Unilever to acquire Alberto-Culver

Unilever to acquire Alberto-Culver

Unilever to acquire Alberto-Culver

Unilever PLC, the Anglo-Dutch consumer-products giant, is closing in on a deal to purchase Alberto Culver Co., maker of Alberto VO5 hair-care products, people familiar with the matter said.
 
Unilever is expected to pay $37.50 in cash for Alberto Culver, a 19% premium to its Friday closing price of $31.48, a person familiar with the matter said, but added that talks were still ongoing.
 
The total value of the deal would be $3.7 billion at that per-share price, based on 98.6 million shares outstanding. Barring a last-minute snag, a deal could be announced as early as Monday.
 
A spokesman for Unilever had no comment while officials of Alberto Culver, based in Melrose Park, Ill., couldn't be reached.
Alberto Culver's portfolio includes a number of well-known hair-care brands, such as TRESemme and Nexxus, in addition to Alberto VO5, and skin-care products such as St. Ives and Noxzema. The company, part owned by the family of founder Leonard Lavin, and which dates its roots back more than 50 years, had sales of $1.4 billion for the fiscal year ended in September 2009.
 
The deal would come almost exactly a year after Unilever announced its purchase of Sara Lee Corp.'s personal-care business for €1.275 billion ($1.72 billion) in cash. That deal, which hasn't closed yet due to regulatory hurdles in Europe, would round out Unilever's personal-care portfolio by adding the cheaper Radox and Sanex brands to higher-end brands like Dove and Vaseline. Unilever has said it expects the Sara Lee deal to be completed by the fourth quarter of 2010.
 
Personal care, which includes shampoo and skin products, has been outperforming Unilever's other divisions in recent quarters, thanks in part to the success of Degree deodorant and Suave shampoo in the U.S. The consumer-goods giant also launched a successful range of Dove products for men across the globe earlier this year.
 
Sales in Unilever's personal-care division were €6.7 billion in the first half of 2010, up 7.9% when stripping out the effects of currency fluctuations, disposals and acquisitions. Total sales, when including all divisions, were €21.895 billion for the first half, up 3.8% from a year earlier.
 
When Unilever agreed to buy the Sara Lee brands last year, Chief Executive Paul Polman called personal care a "strategic category" and a "key growth driver" for the company. The business is also where much of Mr. Polman's experience lies, with him having spent years in the home and personal-care business of Procter & Gamble Co.
 
In an interview on Bloomberg television earlier this year, Mr.
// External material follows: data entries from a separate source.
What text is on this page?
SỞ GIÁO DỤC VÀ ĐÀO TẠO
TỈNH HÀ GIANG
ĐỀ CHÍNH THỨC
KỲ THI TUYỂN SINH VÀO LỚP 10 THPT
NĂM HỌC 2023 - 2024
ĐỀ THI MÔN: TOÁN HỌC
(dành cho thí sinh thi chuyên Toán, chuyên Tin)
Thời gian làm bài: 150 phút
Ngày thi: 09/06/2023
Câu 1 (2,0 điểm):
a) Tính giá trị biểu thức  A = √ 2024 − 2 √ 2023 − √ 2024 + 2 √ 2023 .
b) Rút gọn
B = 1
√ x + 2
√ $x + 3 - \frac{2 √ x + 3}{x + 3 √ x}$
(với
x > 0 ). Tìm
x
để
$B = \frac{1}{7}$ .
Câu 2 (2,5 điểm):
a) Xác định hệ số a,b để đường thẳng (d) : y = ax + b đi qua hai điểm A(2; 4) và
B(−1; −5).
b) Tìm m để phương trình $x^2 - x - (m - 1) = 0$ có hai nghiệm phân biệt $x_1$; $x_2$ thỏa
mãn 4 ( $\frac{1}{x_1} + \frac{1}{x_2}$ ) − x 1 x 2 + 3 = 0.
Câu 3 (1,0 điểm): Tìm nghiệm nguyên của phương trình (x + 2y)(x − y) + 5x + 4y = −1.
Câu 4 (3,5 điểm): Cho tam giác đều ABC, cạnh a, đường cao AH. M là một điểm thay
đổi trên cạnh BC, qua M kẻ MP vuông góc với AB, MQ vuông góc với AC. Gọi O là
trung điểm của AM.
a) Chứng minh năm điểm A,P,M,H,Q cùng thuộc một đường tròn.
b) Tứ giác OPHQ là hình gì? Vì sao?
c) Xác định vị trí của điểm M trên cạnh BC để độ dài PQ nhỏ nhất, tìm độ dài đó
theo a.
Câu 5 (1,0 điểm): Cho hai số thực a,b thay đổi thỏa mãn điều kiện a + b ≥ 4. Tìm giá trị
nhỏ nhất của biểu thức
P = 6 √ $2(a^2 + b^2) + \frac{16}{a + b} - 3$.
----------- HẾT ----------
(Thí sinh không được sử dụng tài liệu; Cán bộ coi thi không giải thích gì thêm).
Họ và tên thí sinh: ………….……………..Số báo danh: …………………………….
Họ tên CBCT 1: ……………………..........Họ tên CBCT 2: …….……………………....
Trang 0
Polman said Unilever was looking to spend €1 billion to €2 billion a year in acquisitions, and that his acquisition strategy was to "fill in white spaces" in Unilever's core categories, while focusing in particular on countries with growing populations of more than 100 million. Following on the Sara Lee purchase last year, Alberto Culver fits the bill.
The remaining bulk of Unilever's business is in food, and it includes products such as Ben & Jerry's ice cream, Hellmann's mayonnaise and Lipton tea.
 
By bringing Nexxus, VO5 and TRESemme shampoos into its stable of hair-care brands, the acquisition of Alberto Culver would put the Anglo-Dutch Unilever in more direct competition with its American archrival Procter & Gamble. Cincinnati, Ohio-based P&G—Mr. Polman's longtime employer—makes Pantene, Herbal Essences, Head & Shoulders and Clairol hair products.
 
It would also raise Unilever's presence in North America, where the company abandoned its laundry business in 2008, selling it for $1.45 billion in cash and shares to private-equity firm Vestar Capital Partners.
 
Mr. Lavin, a horse-racing enthusiast who turns 91 next month, founded the company in 1955 and took it public six years later. Today he sits on the board after relinquishing management of the company in 1994. Alberto Culver's executive chairman now is Carol Lavin Bernick, his daughter. Together, they own more than 14% of the company, according to the most recent proxy filing late last year.
 
In 4 p.m. composite trading Friday on the New York Stock Exchange, Alberto Culver shares were up 18 cents at $31.48. Unilever's American depositary shares were up 52 cents, or 1.8%, at $29.37.